W snowparkach możemy spotkać różne warianty poręczy. Do najczęstszych należą: w kształcie litery C lub S (odpowiednio c-rail lub s-rail), w kształcie tęczy (rainbow) lub łamane. Są to przeszkody składające się z części płaskiej i opadającej w dół stoku, a najbardziej popularny jest tzw. kink, czyli rurka łamana jeden raz. Możemy jednak także spotkać łamaniec w wersji podwójnej, a nawet potrójnej (odpowiednio: double kinked i triple kinked rail). Oprócz tego w snowparkach instalowane są często różnej wielkości skrzynie; boxem przyjęło się nazywać skrzynię o szerokości ok. 50cm.

Ciekawą sprawą jest też samo wykończenie otoczenia poręczy, czyli najazdu i skoczni. Najczęściej są to proste profile, sypane od boku konstrukcji raili, które umożliwiają wskakiwanie na nie za pomocą ollie.
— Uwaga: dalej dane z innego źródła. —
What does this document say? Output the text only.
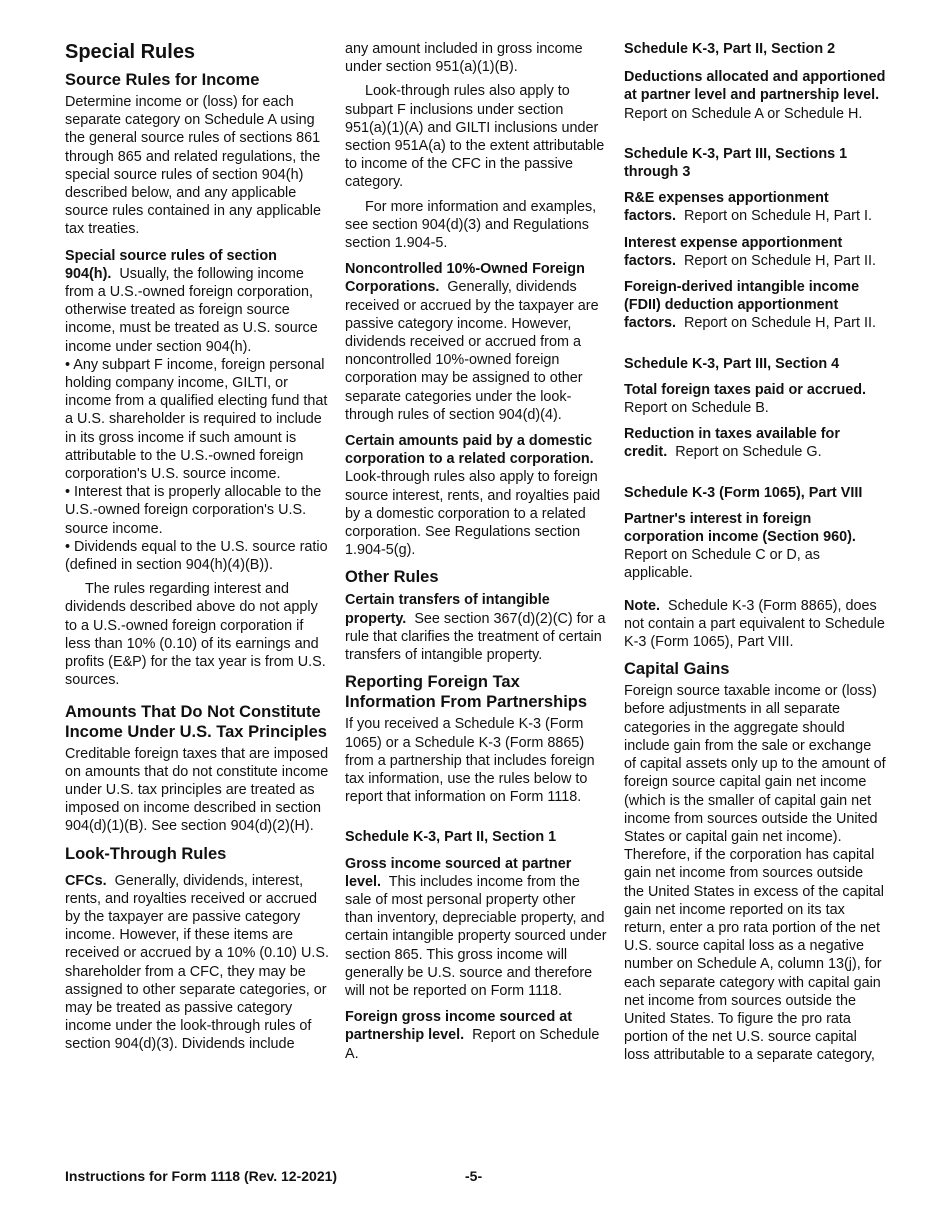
Special Rules
Source Rules for Income

Determine income or (loss) for each separate category on Schedule A using the general source rules of sections 861 through 865 and related regulations, the special source rules of section 904(h) described below, and any applicable source rules contained in any applicable tax treaties.

Special source rules of section 904(h). Usually, the following income from a U.S.-owned foreign corporation, otherwise treated as foreign source income, must be treated as U.S. source income under section 904(h).

• Any subpart F income, foreign personal holding company income, GILTI, or income from a qualified electing fund that a U.S. shareholder is required to include in its gross income if such amount is attributable to the U.S.-owned foreign corporation's U.S. source income.

• Interest that is properly allocable to the U.S.-owned foreign corporation's U.S. source income.

• Dividends equal to the U.S. source ratio (defined in section 904(h)(4)(B)).

The rules regarding interest and dividends described above do not apply to a U.S.-owned foreign corporation if less than 10% (0.10) of its earnings and profits (E&P) for the tax year is from U.S. sources.

Amounts That Do Not Constitute Income Under U.S. Tax Principles

Creditable foreign taxes that are imposed on amounts that do not constitute income under U.S. tax principles are treated as imposed on income described in section 904(d)(1)(B). See section 904(d)(2)(H).

Look-Through Rules

CFCs. Generally, dividends, interest, rents, and royalties received or accrued by the taxpayer are passive category income. However, if these items are received or accrued by a 10% (0.10) U.S. shareholder from a CFC, they may be assigned to other separate categories, or may be treated as passive category income under the look-through rules of section 904(d)(3). Dividends include

any amount included in gross income under section 951(a)(1)(B).

Look-through rules also apply to subpart F inclusions under section 951(a)(1)(A) and GILTI inclusions under section 951A(a) to the extent attributable to income of the CFC in the passive category.

For more information and examples, see section 904(d)(3) and Regulations section 1.904-5.

Noncontrolled 10%-Owned Foreign Corporations. Generally, dividends received or accrued by the taxpayer are passive category income. However, dividends received or accrued from a noncontrolled 10%-owned foreign corporation may be assigned to other separate categories under the look-through rules of section 904(d)(4).

Certain amounts paid by a domestic corporation to a related corporation.  Look-through rules also apply to foreign source interest, rents, and royalties paid by a domestic corporation to a related corporation. See Regulations section 1.904-5(g).

Other Rules

Certain transfers of intangible property. See section 367(d)(2)(C) for a rule that clarifies the treatment of certain transfers of intangible property.

Reporting Foreign Tax Information From Partnerships

If you received a Schedule K-3 (Form 1065) or a Schedule K-3 (Form 8865) from a partnership that includes foreign tax information, use the rules below to report that information on Form 1118.

Schedule K-3, Part II, Section 1

Gross income sourced at partner level. This includes income from the sale of most personal property other than inventory, depreciable property, and certain intangible property sourced under section 865. This gross income will generally be U.S. source and therefore will not be reported on Form 1118.

Foreign gross income sourced at partnership level. Report on Schedule A.

Schedule K-3, Part II, Section 2

Deductions allocated and apportioned at partner level and partnership level.  Report on Schedule A or Schedule H.

Schedule K-3, Part III, Sections 1 through 3

R&E expenses apportionment factors. Report on Schedule H, Part I.

Interest expense apportionment factors. Report on Schedule H, Part II.

Foreign-derived intangible income (FDII) deduction apportionment factors. Report on Schedule H, Part II.

Schedule K-3, Part III, Section 4

Total foreign taxes paid or accrued.  Report on Schedule B.

Reduction in taxes available for credit. Report on Schedule G.

Schedule K-3 (Form 1065), Part VIII

Partner's interest in foreign corporation income (Section 960). Report on Schedule C or D, as applicable.

Note. Schedule K-3 (Form 8865), does not contain a part equivalent to Schedule K-3 (Form 1065), Part VIII.

Capital Gains

Foreign source taxable income or (loss) before adjustments in all separate categories in the aggregate should include gain from the sale or exchange of capital assets only up to the amount of foreign source capital gain net income (which is the smaller of capital gain net income from sources outside the United States or capital gain net income). Therefore, if the corporation has capital gain net income from sources outside the United States in excess of the capital gain net income reported on its tax return, enter a pro rata portion of the net U.S. source capital loss as a negative number on Schedule A, column 13(j), for each separate category with capital gain net income from sources outside the United States. To figure the pro rata portion of the net U.S. source capital loss attributable to a separate category,

Instructions for Form 1118 (Rev. 12-2021)	-5-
Wysokie lub bardziej złożone poręcze, np. rainbow, są z reguły umieszczane na tzw. fun box’ie. Jest to śnieżny stożek ze ściętym czubkiem, na który można najechać ze wszystkich stron i polecieć w dowolnym kierunku. W razie upadku lub zeskoku z najwyższego punktu nie uderzamy o płaskie podłoże, tylko wytracamy energię na śnieżnym nasypie.

Pierwsze kroki na railach

Naukę jazdy na railach zaczynamy od poręczy niskich (ok. 30cm) i krótkich (góra na 3-4 metry). Jeżeli nie mamy specjalnej deski, to poszukajmy lepiej raili drewnianych, które nie niszczą krawędzi.
Popularność jibbingu jest tak duża, że wykształciły się już specjalne ewolucje. Do najprostszych należą boardslide i lipslide. W pierwszej – najeżdżamy na poręcz na wprost i wykonujemy ślizg po poręczy na desce ustawionej prostopadle do przeszkody; natomiast w drugiej najazd wykonujemy z boku. Rail w tym triku znajduje się między wiązaniami.
W wersji „backside boardslide” najazd wykonujemy mając przeszkodę za sobą. Przy wybiciu musimy zrobić rotację o 90 stopni i przeszkodę pokonujemy przodem w kierunku jazdy.

Bardzo efektywnym trikiem jest 50-50 Grind, w którym najeżdżamy na poręcz na wprost i przejeżdżamy, wykonując ślizg wzdłuż przeszkody, utrzymując deskę w położeniu do niej równoległym.